Mainly however, the North Korean media places primary emphasis on US-South Korean military drills — by which they seem to mean not just the eleven days of “Freedom Shield” joint excercises which commenced on March 13. Among points of concern for the North Korean leadership were “extended deterrence” exercises and deployment of B-52 bombers to Korea in late December 2022, the visit of US Defense Secretary Lloyd Austin to Seoul in January and the announcement of more tabletop exercises in February. The B-52s again made an appearance over South Korea on March 6, 2023. 

Secretary Austin’s statement that “trilateral cooperation with Japan enhances all of our security” was not simply about deploying US assets from Japan. Andrew Yeo covers the range of new cooperation between South Korea in Japan around President Yoon’s visit to Tokyo in mid-March. American think tanks have nary a negative word to say about this emerging cooperation, as it represents a doorway that US policy makers and Congressional staffers have been pushing on for some time.   

Jesse Johnson of the Japan Times described renewed momentum toward normalizing the General Security of Military Information Agreement (GSOMIA), describing how one of Kim Jong-un’s missile tests threatened Hokkaido just a few hours before the Japan-ROK summit.

Between the war in Ukraine, Chinese assertiveness and Kim Jong-un’s missile spree, there appears to be little domestic pushback to Japan’s proposed 26% hike in defense expenditures, with the main  obstacle to implementation being procedural fiscal differences within the ruling Liberal Democratic Party rather than a unified opposition to the increase itself. An excellent report from Xiao Zhang and Nan Tian at SIPRI places the recent committments within the context of budgetary rises and changing definitions of national defense since 2017, effectively reminding us that the legacies of Abe Shinzo remain highly relevant. 

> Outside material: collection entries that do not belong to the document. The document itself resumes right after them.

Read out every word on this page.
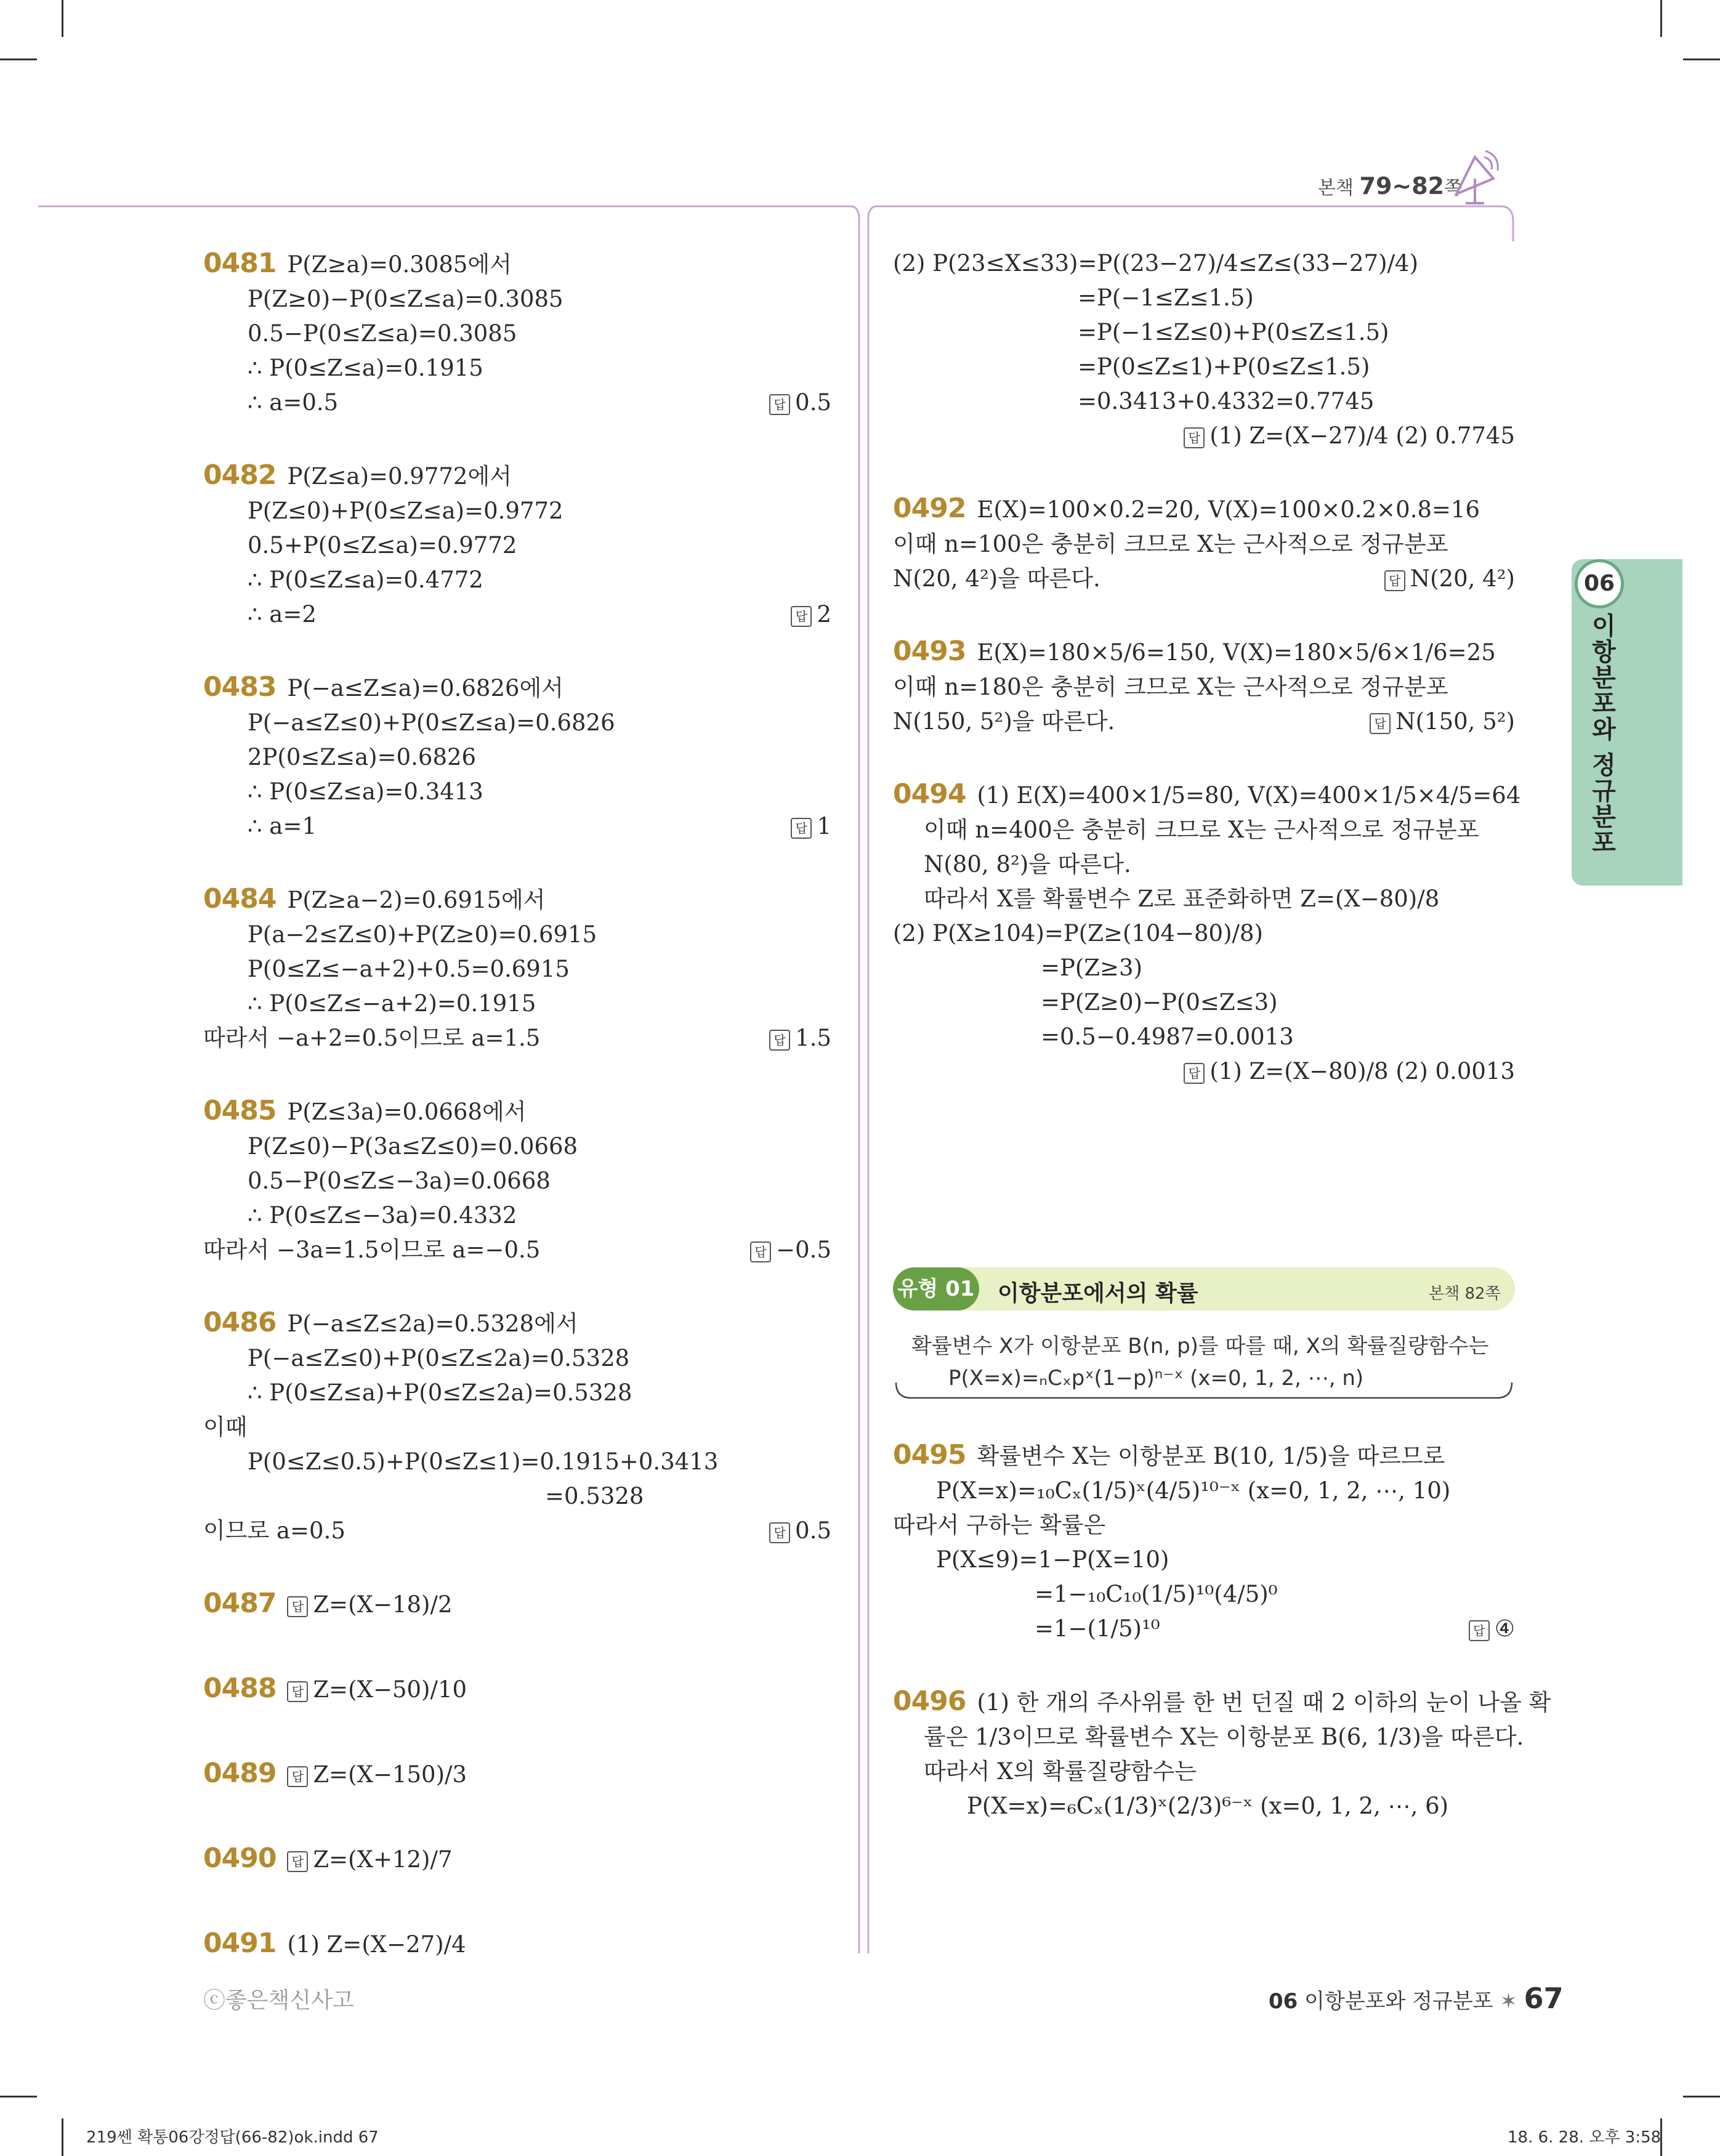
본책 79~82쪽
0481 P(Z≥a)=0.3085에서
P(Z≥0)−P(0≤Z≤a)=0.3085
0.5−P(0≤Z≤a)=0.3085
∴ P(0≤Z≤a)=0.1915
∴ a=0.5	답 0.5
0482 P(Z≤a)=0.9772에서
P(Z≤0)+P(0≤Z≤a)=0.9772
0.5+P(0≤Z≤a)=0.9772
∴ P(0≤Z≤a)=0.4772
∴ a=2	답 2
0483 P(−a≤Z≤a)=0.6826에서
P(−a≤Z≤0)+P(0≤Z≤a)=0.6826
2P(0≤Z≤a)=0.6826
∴ P(0≤Z≤a)=0.3413
∴ a=1	답 1
0484 P(Z≥a−2)=0.6915에서
P(a−2≤Z≤0)+P(Z≥0)=0.6915
P(0≤Z≤−a+2)+0.5=0.6915
∴ P(0≤Z≤−a+2)=0.1915
따라서 −a+2=0.5이므로 a=1.5	답 1.5
0485 P(Z≤3a)=0.0668에서
P(Z≤0)−P(3a≤Z≤0)=0.0668
0.5−P(0≤Z≤−3a)=0.0668
∴ P(0≤Z≤−3a)=0.4332
따라서 −3a=1.5이므로 a=−0.5	답 −0.5
0486 P(−a≤Z≤2a)=0.5328에서
P(−a≤Z≤0)+P(0≤Z≤2a)=0.5328
∴ P(0≤Z≤a)+P(0≤Z≤2a)=0.5328
이때
P(0≤Z≤0.5)+P(0≤Z≤1)=0.1915+0.3413
=0.5328
이므로 a=0.5	답 0.5
0487 답 Z=(X−18)/2
0488 답 Z=(X−50)/10
0489 답 Z=(X−150)/3
0490 답 Z=(X+12)/7
0491 (1) Z=(X−27)/4
(2) P(23≤X≤33)=P((23−27)/4≤Z≤(33−27)/4)
=P(−1≤Z≤1.5)
=P(−1≤Z≤0)+P(0≤Z≤1.5)
=P(0≤Z≤1)+P(0≤Z≤1.5)
=0.3413+0.4332=0.7745
답 (1) Z=(X−27)/4 (2) 0.7745
0492 E(X)=100×0.2=20, V(X)=100×0.2×0.8=16
이때 n=100은 충분히 크므로 X는 근사적으로 정규분포
N(20, 4²)을 따른다.	답 N(20, 4²)
0493 E(X)=180×5/6=150, V(X)=180×5/6×1/6=25
이때 n=180은 충분히 크므로 X는 근사적으로 정규분포
N(150, 5²)을 따른다.	답 N(150, 5²)
0494 (1) E(X)=400×1/5=80, V(X)=400×1/5×4/5=64
이때 n=400은 충분히 크므로 X는 근사적으로 정규분포
N(80, 8²)을 따른다.
따라서 X를 확률변수 Z로 표준화하면 Z=(X−80)/8
(2) P(X≥104)=P(Z≥(104−80)/8)
=P(Z≥3)
=P(Z≥0)−P(0≤Z≤3)
=0.5−0.4987=0.0013
답 (1) Z=(X−80)/8 (2) 0.0013
유형 01 이항분포에서의 확률	본책 82쪽
확률변수 X가 이항분포 B(n, p)를 따를 때, X의 확률질량함수는
P(X=x)=ₙCₓpˣ(1−p)ⁿ⁻ˣ (x=0, 1, 2, ⋯, n)
0495 확률변수 X는 이항분포 B(10, 1/5)을 따르므로
P(X=x)=₁₀Cₓ(1/5)ˣ(4/5)¹⁰⁻ˣ (x=0, 1, 2, ⋯, 10)
따라서 구하는 확률은
P(X≤9)=1−P(X=10)
=1−₁₀C₁₀(1/5)¹⁰(4/5)⁰
=1−(1/5)¹⁰	답 ④
0496 (1) 한 개의 주사위를 한 번 던질 때 2 이하의 눈이 나올 확
률은 1/3이므로 확률변수 X는 이항분포 B(6, 1/3)을 따른다.
따라서 X의 확률질량함수는
P(X=x)=₆Cₓ(1/3)ˣ(2/3)⁶⁻ˣ (x=0, 1, 2, ⋯, 6)
06
이항분포와 정규분포
ⓒ좋은책신사고	06 이항분포와 정규분포 ✶ 67
219쎈 확통06강정답(66-82)ok.indd 67	18. 6. 28. 오후 3:58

Japanese Prime Minister Kishida in November 2021, via Kyodo News.

Kishida’s visit to Kyiv  in March emphasised his Party’s proactive stance on the conflict with Russia and placed Japan well ahead of the more reticent stance of South Korea on this issue. Seoul’s reluctance to take more public actions in support of Ukraine has been covered extensively, and appropriately caveated, by Anthony Rinna here at Sino-NK and for his recent writing for National Bureau of Asian Research.  

Finally, amidst the shifting architecture and ongoing missile sprees, it may bear recalling that Ankit Panda, a Senior Fellow at the Carnegie Endowment, has produced a book worth consulting when it comes to North Korean missile capabilities and ambitions. Of particular interest is Panda’s discussion of submarine capabilities, given that underwater emphasis in Kim Jong-un’s personally supervised short-range missile tests in March, and in this week’s remarkable new trilateral US-ROK-Japan joint excercises in submarine detection and deterrance. 

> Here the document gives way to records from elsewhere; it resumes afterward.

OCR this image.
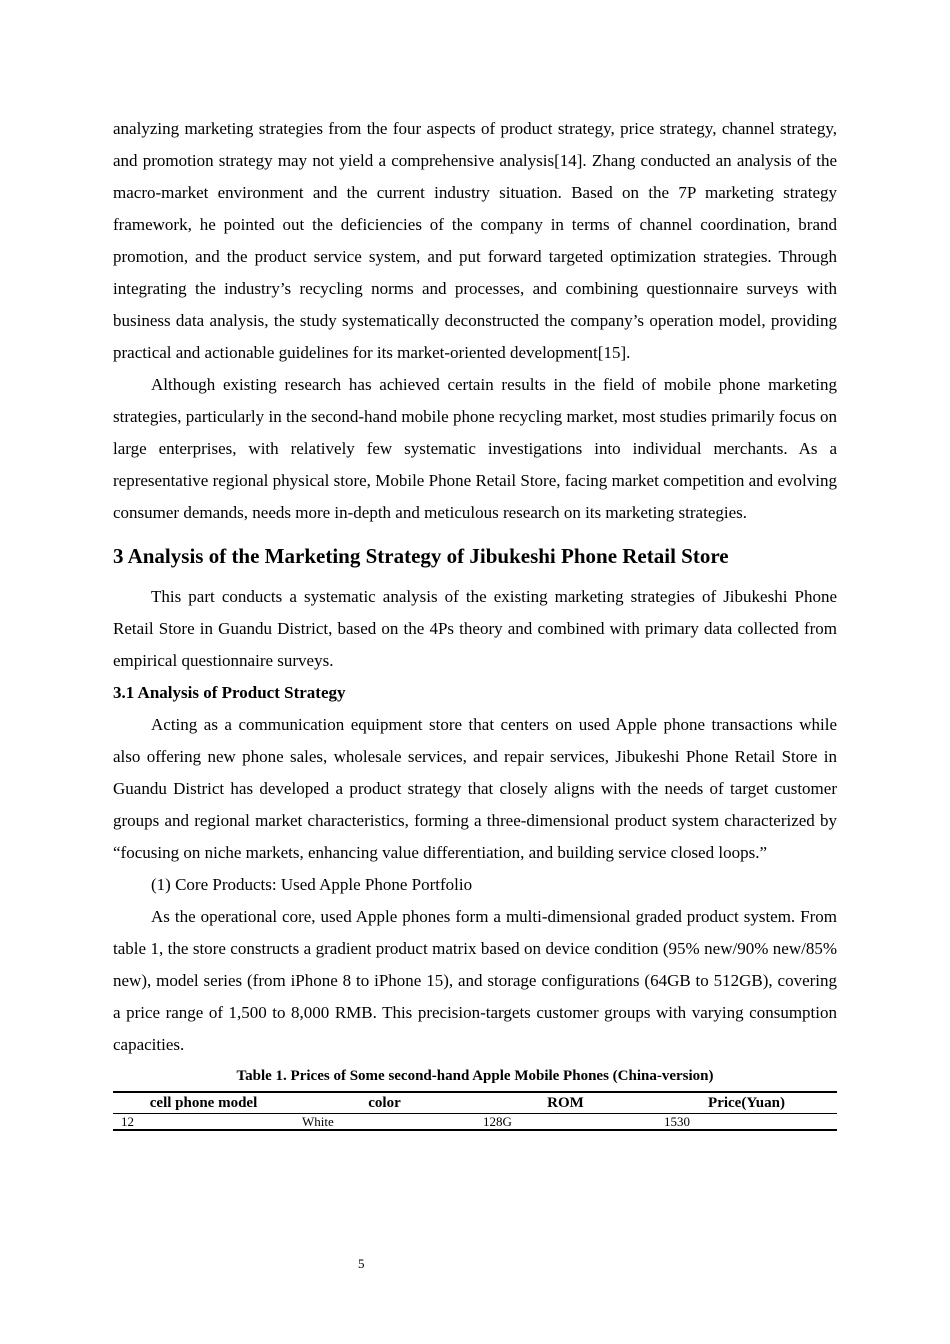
analyzing marketing strategies from the four aspects of product strategy, price strategy, channel strategy, and promotion strategy may not yield a comprehensive analysis[14]. Zhang conducted an analysis of the macro-market environment and the current industry situation. Based on the 7P marketing strategy framework, he pointed out the deficiencies of the company in terms of channel coordination, brand promotion, and the product service system, and put forward targeted optimization strategies. Through integrating the industry’s recycling norms and processes, and combining questionnaire surveys with business data analysis, the study systematically deconstructed the company’s operation model, providing practical and actionable guidelines for its market-oriented development[15].

Although existing research has achieved certain results in the field of mobile phone marketing strategies, particularly in the second-hand mobile phone recycling market, most studies primarily focus on large enterprises, with relatively few systematic investigations into individual merchants. As a representative regional physical store, Mobile Phone Retail Store, facing market competition and evolving consumer demands, needs more in-depth and meticulous research on its marketing strategies.

3 Analysis of the Marketing Strategy of Jibukeshi Phone Retail Store

This part conducts a systematic analysis of the existing marketing strategies of Jibukeshi Phone Retail Store in Guandu District, based on the 4Ps theory and combined with primary data collected from empirical questionnaire surveys.

3.1 Analysis of Product Strategy

Acting as a communication equipment store that centers on used Apple phone transactions while also offering new phone sales, wholesale services, and repair services, Jibukeshi Phone Retail Store in Guandu District has developed a product strategy that closely aligns with the needs of target customer groups and regional market characteristics, forming a three-dimensional product system characterized by “focusing on niche markets, enhancing value differentiation, and building service closed loops.”

(1) Core Products: Used Apple Phone Portfolio

As the operational core, used Apple phones form a multi-dimensional graded product system. From table 1, the store constructs a gradient product matrix based on device condition (95% new/90% new/85% new), model series (from iPhone 8 to iPhone 15), and storage configurations (64GB to 512GB), covering a price range of 1,500 to 8,000 RMB. This precision-targets customer groups with varying consumption capacities.

Table 1. Prices of Some second-hand Apple Mobile Phones (China-version)
cell phone model	color	ROM	Price(Yuan)
12	White	128G	1530
5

In addition to its salience as background to the events of this spring, Panda’s book ultimately reminds us of the seriousness of the problem of nuclear war in Northeast Asia, or a global nuclear conflict that begins in Northeast Asia. 

Kim Jong Un and the Bomb is an engaging and comprehensive brief on North Korea’s nuclear and missile capabilities, and it represents an important update to the literature. Panda’s book provides heft to the individual role of Kim Jong-un as explored in biographies by Anna Fifield and Jung Pak, and shows potential to speak to scholars of authoritarianism or state legitimacy in North Korea. Readers will occasionally need to work through a thicket of acronyms and missile design titles (summarized in a tidy five-page appendix), but this book is far more than just the prose equivalent of a high-grade satellite photograph. The writing walks a line between wonky and colloquial, with approachable asides like “it is far easier to send things into space—whether nuclear missiles or humans—than to safely return them” (219). In some cases it might be profitably paired in the classroom with The 2020 Commission, Jeffrey Lewis’ ironic and counterfactual exploration of the strategic and human consequences that a “limited” nuclear war with North Korea would actually entail.

Citation: Adam Cathcart, ‘Review of ‘Kim Jong Un and the Bomb: Survival and Deterrence in North Korea’ by Ankit Panda‘, Pacific Affairs, Vol. 94, No. 4, 754-756.